I really enjoyed reading this book, reading about Muslim women, some which I already knew about and some who were new to me.
What this book is about:
Beginning in seventh-century Mecca and Medina, A History of Islam in 21 Women takes us around the globe, through eleventh-century Yemen and Khorasan, and into sixteenth-century Spain, Istanbul and India. From there to nineteenth-century Persia and the African savannah, to twentieth-century Russia, Turkey, Egypt and Iraq, before reaching present day London.
From the first believer, Khadija, and the other women who witnessed the formative years of Islam, to award-winning mathematician Maryam Mirzakhani in the twenty-first century, Hossein Kamaly celebrates the lives and ground breaking achievements of these extraordinary women in the history of Islam.

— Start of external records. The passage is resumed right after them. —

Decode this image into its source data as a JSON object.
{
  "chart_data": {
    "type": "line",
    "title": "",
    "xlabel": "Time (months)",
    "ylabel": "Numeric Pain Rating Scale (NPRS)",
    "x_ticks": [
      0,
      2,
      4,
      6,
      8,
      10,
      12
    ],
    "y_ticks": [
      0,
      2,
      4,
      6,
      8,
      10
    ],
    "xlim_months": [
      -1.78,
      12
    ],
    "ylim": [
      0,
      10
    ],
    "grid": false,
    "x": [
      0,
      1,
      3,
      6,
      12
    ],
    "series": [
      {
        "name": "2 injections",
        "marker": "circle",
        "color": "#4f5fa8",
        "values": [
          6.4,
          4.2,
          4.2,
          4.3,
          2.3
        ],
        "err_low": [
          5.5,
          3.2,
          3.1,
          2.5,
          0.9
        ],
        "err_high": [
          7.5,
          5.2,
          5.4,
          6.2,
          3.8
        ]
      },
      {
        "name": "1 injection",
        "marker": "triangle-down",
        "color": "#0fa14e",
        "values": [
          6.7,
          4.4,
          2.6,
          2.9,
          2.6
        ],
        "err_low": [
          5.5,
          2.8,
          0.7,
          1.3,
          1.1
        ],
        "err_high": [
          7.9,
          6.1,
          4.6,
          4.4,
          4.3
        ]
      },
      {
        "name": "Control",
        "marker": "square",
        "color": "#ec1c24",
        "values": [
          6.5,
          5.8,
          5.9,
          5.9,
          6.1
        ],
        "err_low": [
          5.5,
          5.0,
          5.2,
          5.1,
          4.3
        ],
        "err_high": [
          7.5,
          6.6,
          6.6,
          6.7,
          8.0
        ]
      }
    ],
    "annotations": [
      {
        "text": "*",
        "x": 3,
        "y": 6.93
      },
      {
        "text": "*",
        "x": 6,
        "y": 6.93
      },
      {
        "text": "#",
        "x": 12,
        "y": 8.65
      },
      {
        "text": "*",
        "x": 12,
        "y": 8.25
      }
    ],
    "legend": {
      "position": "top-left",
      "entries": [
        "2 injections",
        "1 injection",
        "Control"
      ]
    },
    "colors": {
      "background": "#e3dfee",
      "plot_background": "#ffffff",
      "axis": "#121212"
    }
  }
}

When this book was announced I literally squealed with joy! Finally a book that includes Muslim women! Whenever I see a book published about amazing women, I have always found that consistently Muslim women are excluded or at most only one Muslim women is in there (always Malala) and I always felt upset because surely in 1400 years they must have found more than one woman worthy of being put into these books?
It actually put me off reading them eventually as even in books to empower women, women who looked like me were still excluded. The only time I found Muslim women being spoken about were in classical Islamic texts but I wanted something that was accessible to all and then this gem of a book was published.

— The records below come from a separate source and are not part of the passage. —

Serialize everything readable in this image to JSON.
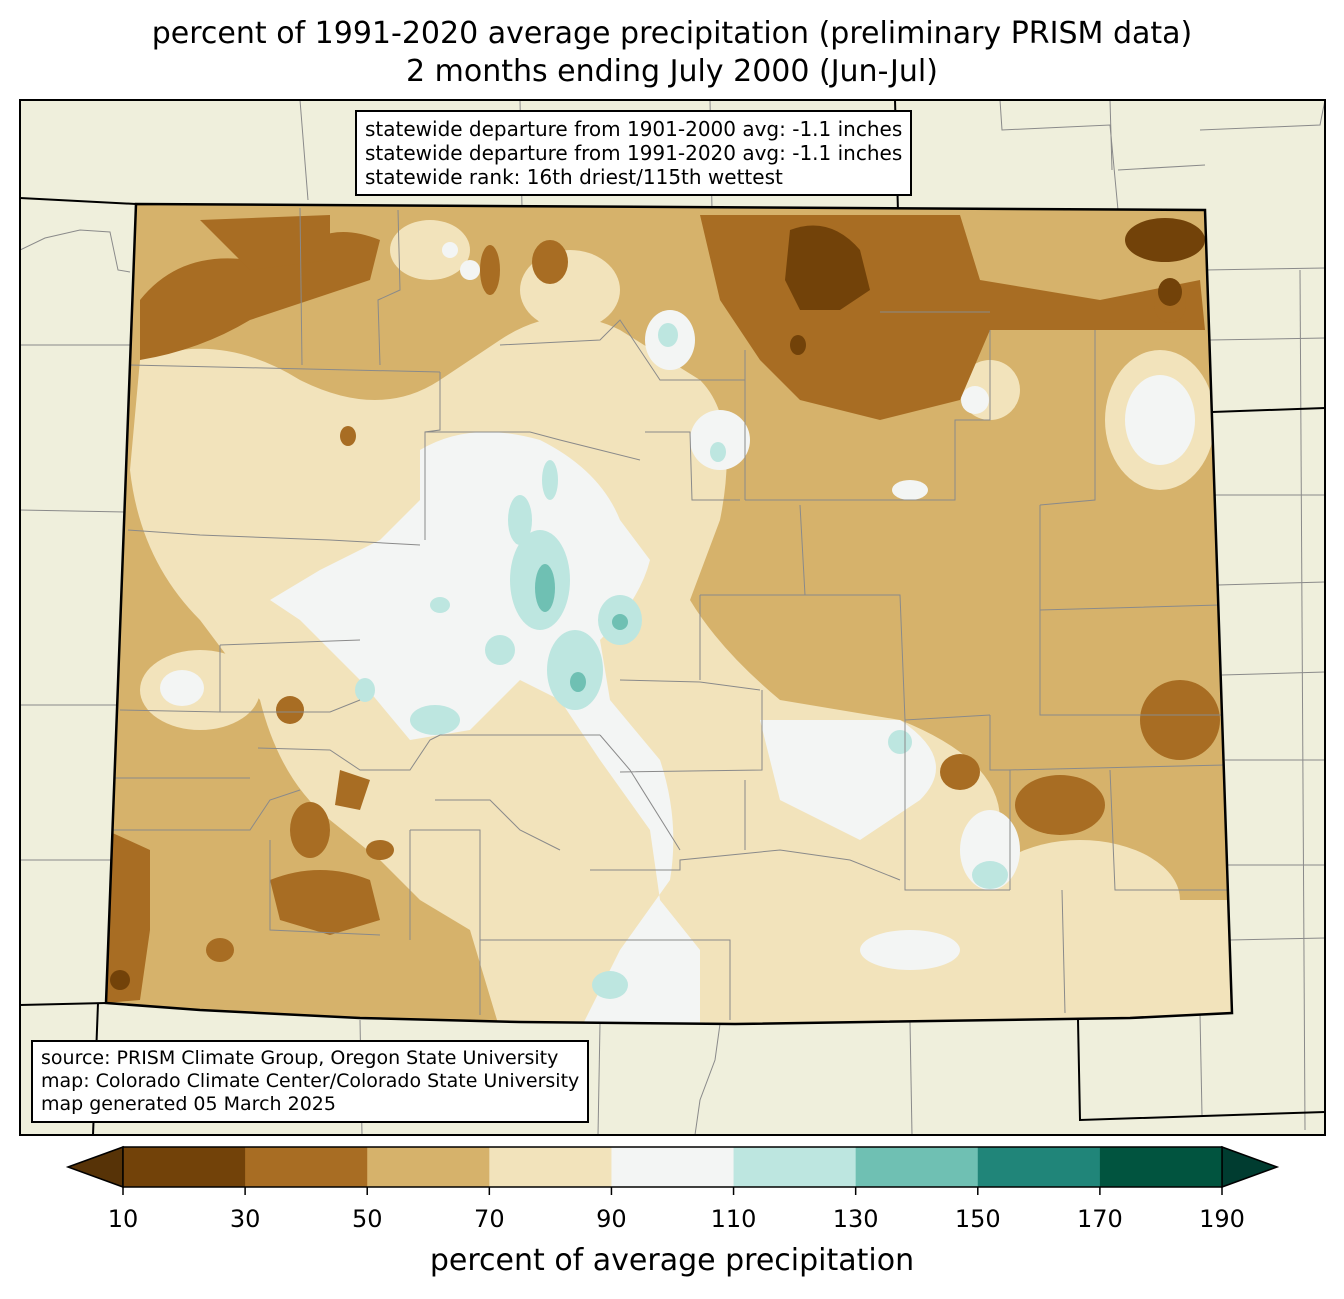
{
  "title": {
    "line1": "percent of 1991-2020 average precipitation (preliminary PRISM data)",
    "line2": "2 months ending July 2000 (Jun-Jul)"
  },
  "stats": {
    "line1": "statewide departure from 1901-2000 avg: -1.1 inches",
    "line2": "statewide departure from 1991-2020 avg: -1.1 inches",
    "line3": "statewide rank: 16th driest/115th wettest"
  },
  "credits": {
    "line1": "source: PRISM Climate Group, Oregon State University",
    "line2": "map: Colorado Climate Center/Colorado State University",
    "line3": "map generated 05 March 2025"
  },
  "colorbar": {
    "label": "percent of average precipitation",
    "ticks": [
      "10",
      "30",
      "50",
      "70",
      "90",
      "110",
      "130",
      "150",
      "170",
      "190"
    ],
    "colors": [
      "#724209",
      "#a86d23",
      "#d6b26b",
      "#f2e3bb",
      "#f3f5f4",
      "#bde6e0",
      "#6fc0b3",
      "#208579",
      "#01543f"
    ],
    "under_color": "#573307",
    "over_color": "#003c30"
  },
  "colors": {
    "background_land": "#efefdc",
    "state_border": "#000000",
    "county_border": "#8a8a8a"
  }
}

While this book isn’t perfect, it is certainly a great book for anyone wanting to learn about Muslim women and how much they have achieved and in so many fields. From being literal queens and leaders of their communities to mathematicians and so much more. This book shows how accomplished women were throughout Islamic history and it is just the tip of the iceberg.
These are the women I was raised learning about, Khadijah (ra) who is the first woman spoken about in this book is my role model and always has been since I was young. She was a successful businesswoman and one of the wealthiest people in her tribes. She proposed to Prophet Muhammad (pbuh) and he worked for her even after they were married. I could honestly write a whole essay about her and my love for her. And I am so glad that she is in this book and that you all get to meet her.
This book has a wide range of women, starting from when Islam first came all the way up to modern times and I can’t imagine how difficult it must have been to narrow it down to just 21. But I am so glad to have read this book because there are so many women that even I hadn’t heard of. Muslim women who lived in different places in the world but all had a huge impact on their society.
These women are shown as they were, independent, outspoken, brave, smart, and so much more. It was refreshing to see this and not the usual media narrative which perpetuates stereotypes and always shows Muslim women as weak and submissive. This book amongst others I have read this year are the beginning of us taking back the narrative of who we truly are.
I highly recommend this book to everyone, especially if you do not know much about Muslim women throughout history. It is a great starting point as it gives a great overview of their lives and achievements but it isn’t so dense that it puts you off reading.